Масса взбитых седых кудряшек модного жемчужного оттенка отчетливо выделялась на фоне высокой черной спинки. На коже, испещренной мелкими улыбчивыми морщинками и складочками, — легкая французская пудра, на губах — едва заметная помада натурального оттенка. Такую очаровательную старушку в чепчике, окруженную внуками, можно увидеть на иллюстрациях в книжке братьев Гримм. Одно маленькое дополнение: у Марго никогда не было ни детей, ни внуков.
Секретарша дернула посетителя за рукав и кивнула на распахнутую дверь. Тот молча вырвал руку, не спуская глаз с милой бабушки.

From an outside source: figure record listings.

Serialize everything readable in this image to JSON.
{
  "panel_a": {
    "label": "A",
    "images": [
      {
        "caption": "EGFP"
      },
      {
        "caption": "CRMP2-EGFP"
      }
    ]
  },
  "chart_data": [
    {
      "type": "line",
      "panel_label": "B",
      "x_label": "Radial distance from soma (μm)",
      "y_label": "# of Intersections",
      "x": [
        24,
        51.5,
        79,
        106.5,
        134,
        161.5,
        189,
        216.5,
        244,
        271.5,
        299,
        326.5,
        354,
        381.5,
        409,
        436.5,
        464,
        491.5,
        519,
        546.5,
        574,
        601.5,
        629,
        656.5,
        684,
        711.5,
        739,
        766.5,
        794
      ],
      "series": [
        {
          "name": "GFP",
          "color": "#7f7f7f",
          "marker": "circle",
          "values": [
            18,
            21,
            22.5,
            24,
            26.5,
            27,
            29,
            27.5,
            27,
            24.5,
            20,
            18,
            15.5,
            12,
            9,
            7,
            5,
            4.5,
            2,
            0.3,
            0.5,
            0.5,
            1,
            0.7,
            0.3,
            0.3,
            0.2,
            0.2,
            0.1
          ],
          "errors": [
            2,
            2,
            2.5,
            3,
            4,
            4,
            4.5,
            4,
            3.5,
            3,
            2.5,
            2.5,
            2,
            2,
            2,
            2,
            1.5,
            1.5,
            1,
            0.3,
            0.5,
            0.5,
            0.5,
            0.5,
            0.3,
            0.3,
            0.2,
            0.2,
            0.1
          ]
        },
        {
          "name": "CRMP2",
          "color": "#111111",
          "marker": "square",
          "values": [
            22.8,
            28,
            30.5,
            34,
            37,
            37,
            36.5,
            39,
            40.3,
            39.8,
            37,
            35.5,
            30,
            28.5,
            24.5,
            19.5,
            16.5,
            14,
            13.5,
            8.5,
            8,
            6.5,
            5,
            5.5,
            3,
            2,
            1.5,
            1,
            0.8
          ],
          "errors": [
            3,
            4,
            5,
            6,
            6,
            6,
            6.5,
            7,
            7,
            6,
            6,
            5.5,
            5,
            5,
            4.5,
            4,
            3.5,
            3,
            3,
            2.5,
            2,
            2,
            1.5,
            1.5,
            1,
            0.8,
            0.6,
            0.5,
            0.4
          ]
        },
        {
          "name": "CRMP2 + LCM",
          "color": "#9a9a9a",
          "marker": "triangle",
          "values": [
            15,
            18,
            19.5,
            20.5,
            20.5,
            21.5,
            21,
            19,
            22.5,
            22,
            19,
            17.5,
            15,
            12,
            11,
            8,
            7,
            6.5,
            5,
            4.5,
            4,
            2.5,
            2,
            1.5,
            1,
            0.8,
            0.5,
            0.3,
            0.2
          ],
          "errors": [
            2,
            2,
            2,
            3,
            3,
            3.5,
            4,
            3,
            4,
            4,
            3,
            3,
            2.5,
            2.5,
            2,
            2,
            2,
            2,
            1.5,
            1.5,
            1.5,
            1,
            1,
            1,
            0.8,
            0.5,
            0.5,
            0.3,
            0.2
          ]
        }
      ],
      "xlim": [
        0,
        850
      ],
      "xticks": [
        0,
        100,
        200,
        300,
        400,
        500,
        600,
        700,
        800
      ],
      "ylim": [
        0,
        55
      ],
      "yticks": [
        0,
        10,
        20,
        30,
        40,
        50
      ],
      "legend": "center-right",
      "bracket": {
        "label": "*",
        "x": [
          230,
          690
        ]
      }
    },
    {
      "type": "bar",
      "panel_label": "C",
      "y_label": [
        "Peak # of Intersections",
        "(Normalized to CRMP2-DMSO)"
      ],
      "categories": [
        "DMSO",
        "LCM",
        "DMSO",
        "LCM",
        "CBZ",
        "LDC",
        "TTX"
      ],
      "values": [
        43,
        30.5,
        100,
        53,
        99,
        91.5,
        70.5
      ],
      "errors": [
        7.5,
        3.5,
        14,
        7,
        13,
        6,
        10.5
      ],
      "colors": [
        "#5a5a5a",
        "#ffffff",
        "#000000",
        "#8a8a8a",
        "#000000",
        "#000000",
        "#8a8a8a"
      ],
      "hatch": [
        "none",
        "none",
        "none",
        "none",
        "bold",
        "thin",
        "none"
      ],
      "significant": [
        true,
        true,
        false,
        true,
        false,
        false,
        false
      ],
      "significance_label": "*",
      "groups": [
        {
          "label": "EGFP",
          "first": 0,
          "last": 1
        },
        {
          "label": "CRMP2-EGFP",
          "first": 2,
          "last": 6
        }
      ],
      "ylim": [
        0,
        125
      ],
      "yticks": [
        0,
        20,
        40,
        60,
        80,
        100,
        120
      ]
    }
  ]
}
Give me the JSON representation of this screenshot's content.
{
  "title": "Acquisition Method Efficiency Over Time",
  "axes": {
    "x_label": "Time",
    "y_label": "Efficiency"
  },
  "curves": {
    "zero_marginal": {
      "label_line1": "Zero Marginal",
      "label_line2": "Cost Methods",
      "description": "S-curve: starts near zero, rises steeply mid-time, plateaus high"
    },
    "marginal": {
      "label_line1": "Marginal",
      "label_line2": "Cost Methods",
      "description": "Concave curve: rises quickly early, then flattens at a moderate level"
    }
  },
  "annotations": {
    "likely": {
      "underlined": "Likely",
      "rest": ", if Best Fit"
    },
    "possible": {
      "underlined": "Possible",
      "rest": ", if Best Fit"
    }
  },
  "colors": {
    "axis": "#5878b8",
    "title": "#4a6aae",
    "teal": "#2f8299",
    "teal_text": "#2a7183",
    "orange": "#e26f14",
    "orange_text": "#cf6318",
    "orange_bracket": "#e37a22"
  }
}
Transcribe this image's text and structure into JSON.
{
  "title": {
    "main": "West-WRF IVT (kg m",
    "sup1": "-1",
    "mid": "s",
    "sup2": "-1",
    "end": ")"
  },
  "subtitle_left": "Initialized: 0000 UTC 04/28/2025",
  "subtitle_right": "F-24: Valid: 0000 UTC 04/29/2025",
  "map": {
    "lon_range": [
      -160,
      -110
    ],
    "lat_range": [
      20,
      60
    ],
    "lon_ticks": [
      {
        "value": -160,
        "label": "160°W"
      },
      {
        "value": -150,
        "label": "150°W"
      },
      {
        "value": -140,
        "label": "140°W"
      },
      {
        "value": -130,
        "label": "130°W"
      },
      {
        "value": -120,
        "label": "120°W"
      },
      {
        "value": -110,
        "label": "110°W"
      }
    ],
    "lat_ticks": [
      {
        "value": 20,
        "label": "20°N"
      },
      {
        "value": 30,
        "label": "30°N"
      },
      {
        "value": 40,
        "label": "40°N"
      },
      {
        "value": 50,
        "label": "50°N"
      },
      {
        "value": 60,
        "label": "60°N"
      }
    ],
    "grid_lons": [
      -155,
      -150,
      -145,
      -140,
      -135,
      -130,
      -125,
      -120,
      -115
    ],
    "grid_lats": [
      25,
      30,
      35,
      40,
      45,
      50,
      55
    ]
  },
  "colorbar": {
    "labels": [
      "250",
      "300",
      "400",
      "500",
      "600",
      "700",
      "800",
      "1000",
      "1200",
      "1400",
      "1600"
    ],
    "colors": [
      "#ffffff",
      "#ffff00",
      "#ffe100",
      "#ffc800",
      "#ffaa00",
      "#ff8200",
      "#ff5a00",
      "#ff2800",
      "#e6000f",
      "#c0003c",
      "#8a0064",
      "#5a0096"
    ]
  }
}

— Хорошо, дорогая, — хрустально зазвенел голос. — Пересчитай и пошли секретарю. Спасибо.
Марго аккуратно ткнула пальчиком с безупречным маникюром в нужную кнопку и положила мобильник на стол.
— Маргарита Аркадьевна, я просила его подождать… — начала секретарша, но посетитель перебил:
— Скажи ей, чтобы ушла.
Улыбчивый кошачий рот приоткрылся, показав мелкие ровные зубы.
— Извини его, дорогуша, он плохо воспитан, — сказала женщина, обращаясь к секретарю. — Сейчас Римма пришлет новый счет за десерт, будь добра, присоедини его к общей смете. И мне на стол.
Секретарша почтительно кивнула, бросила на посетителя еще один негодующий взгляд и вышла из кабинета. Дверь за ней бесшумно закрылась.
— Ну? — Серебряные колокольчики утратили обертоны, голос зазвучал сухо и колко. — Зачем явился? Я тебя не звала.
— Магнитофон отключи, — потребовал посетитель.
Женщина внимательно взглянула на бледное лицо с бегающими глазами. Выдвинула ящик стола и щелкнула кнопкой. Закрыла ящик и выжидательно уставилась на гостя.
Тот склонился над столом и, шаря по лицу хозяйки кабинета выпуклыми карими глазами, спросил с тихой яростью:
— Ты, что, окончательно помешалась?
Кресло стремительно отъехало назад, к овальному окну. Женщина встала. Серебряные молоточки голоса превратились в остро отточенные дротики.
— Марат, я женщина терпеливая, но могу и рассердиться. Выбирай выражения. Что у вас стряслось?